Scottish Sea Farms employs 109 women but they still make up only 18% of the company's workforce.

Salmon farmer restores position on equal pay


Salmon producer Scottish Sea Farms has regained its position on gender parity and closed the pay gap further in several areas, it has said.

Last year, the company reported that some measures had been adversely impacted following the acquisition of Grieg Seafood Shetland which led to an extra 146 men and 40 women being added to the SSF payroll.

However, 2023 gender pay gap reporting, published today, confirms the salmon farmer has not only returned to its pre-acquisition position but also made slight advances, aided by ongoing work to benchmark and align pay grades across the integrated workforce.

Advances include:

  • A 3.8% reduction in women’s mean hourly pay gap
  • A 5.4% reduction in women’s median hourly pay gap
  • 1.2% more women in the top pay quartile
  • 28.6% more women receiving bonus pay.

Both ‘mean’ and ‘median’ are ways of expressing an average value or number but are not the same.

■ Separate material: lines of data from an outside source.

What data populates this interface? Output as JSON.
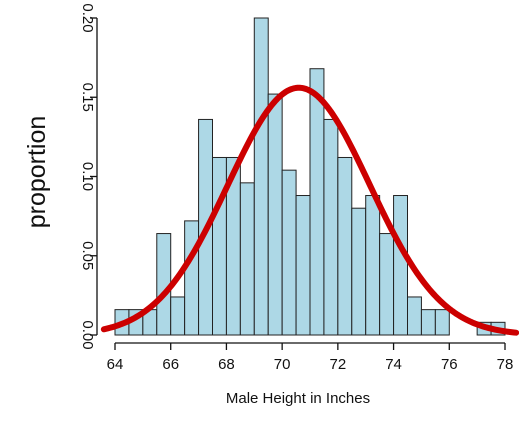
{
  "chart_data": {
    "type": "bar",
    "subtype": "histogram-with-normal-curve",
    "xlabel": "Male Height in Inches",
    "ylabel": "proportion",
    "xlim": [
      64,
      78
    ],
    "ylim": [
      0,
      0.2
    ],
    "x_ticks": [
      64,
      66,
      68,
      70,
      72,
      74,
      76,
      78
    ],
    "x_tick_labels": [
      "64",
      "66",
      "68",
      "70",
      "72",
      "74",
      "76",
      "78"
    ],
    "y_ticks": [
      0,
      0.05,
      0.1,
      0.15,
      0.2
    ],
    "y_tick_labels": [
      "0.00",
      "0.05",
      "0.10",
      "0.15",
      "0.20"
    ],
    "bin_width": 0.5,
    "bins": [
      {
        "start": 64.0,
        "value": 0.016
      },
      {
        "start": 64.5,
        "value": 0.016
      },
      {
        "start": 65.0,
        "value": 0.016
      },
      {
        "start": 65.5,
        "value": 0.064
      },
      {
        "start": 66.0,
        "value": 0.024
      },
      {
        "start": 66.5,
        "value": 0.072
      },
      {
        "start": 67.0,
        "value": 0.136
      },
      {
        "start": 67.5,
        "value": 0.112
      },
      {
        "start": 68.0,
        "value": 0.112
      },
      {
        "start": 68.5,
        "value": 0.096
      },
      {
        "start": 69.0,
        "value": 0.2
      },
      {
        "start": 69.5,
        "value": 0.152
      },
      {
        "start": 70.0,
        "value": 0.104
      },
      {
        "start": 70.5,
        "value": 0.088
      },
      {
        "start": 71.0,
        "value": 0.168
      },
      {
        "start": 71.5,
        "value": 0.136
      },
      {
        "start": 72.0,
        "value": 0.112
      },
      {
        "start": 72.5,
        "value": 0.08
      },
      {
        "start": 73.0,
        "value": 0.088
      },
      {
        "start": 73.5,
        "value": 0.064
      },
      {
        "start": 74.0,
        "value": 0.088
      },
      {
        "start": 74.5,
        "value": 0.024
      },
      {
        "start": 75.0,
        "value": 0.016
      },
      {
        "start": 75.5,
        "value": 0.016
      },
      {
        "start": 76.0,
        "value": 0.0
      },
      {
        "start": 76.5,
        "value": 0.0
      },
      {
        "start": 77.0,
        "value": 0.008
      },
      {
        "start": 77.5,
        "value": 0.008
      }
    ],
    "curve": {
      "type": "normal",
      "mean": 70.6,
      "sd": 2.55,
      "peak": 0.156
    },
    "bar_color": "#add8e6",
    "bar_edge_color": "#222222",
    "curve_color": "#cc0000",
    "grid": false,
    "legend": "none"
  }
}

The mean of a set of numbers in a data set is obtained by adding up all the numbers then dividing by the size of the data set. This is what most people are referring to when they talk about an ‘average’. The median is usually described as the ‘middle number’.

Women 'on a par' with men

Scottish Sea Farms head of human resources Fiona McCann said: “The key takeaway from the latest reporting, as our mean average hourly pay shows, is that female colleagues are paid on a par with their male counterparts – or, as with this snapshot, slightly more.

“What we can’t ignore, however, is that salmon farming was seen as a primarily male career for many years. As such we have significantly more men on the team than women, some 82% to 18% in 2023, impacting on other measures.

“So, while there remains no difference in median bonus pay – in other words, the middle-earning male and female received the same bonus – the simple fact men outnumber women in each pay quartile, including those in which bigger bonuses are often paid, contributed to our mean bonus pay gap widening in 2023.”

Hire and hold

The single best way to close this and other gender-related pay gaps, said McCann, is to attract and retain more women into the company and sector.

“Our priority has been, and always will be, to hire the best candidate for the job. We’ve made real progress with 109 women on our team currently in roles ranging from freshwater technician, farm manager and fish vet to environmental scientist, laboratory supervisor and supply chain coordinator – but we’d like to see many more.

“We’re battling outdated perceptions of the sector as being overly manual and a lack of awareness of the range of careers available in the present day.

“Overcoming such deeply engrained perceptions won’t happen overnight. We need to be as inventive as we are persistent in our work to attract more women, continually asking ourselves what more we can do and where else we could place ourselves to help raise awareness of the opportunities on offer.”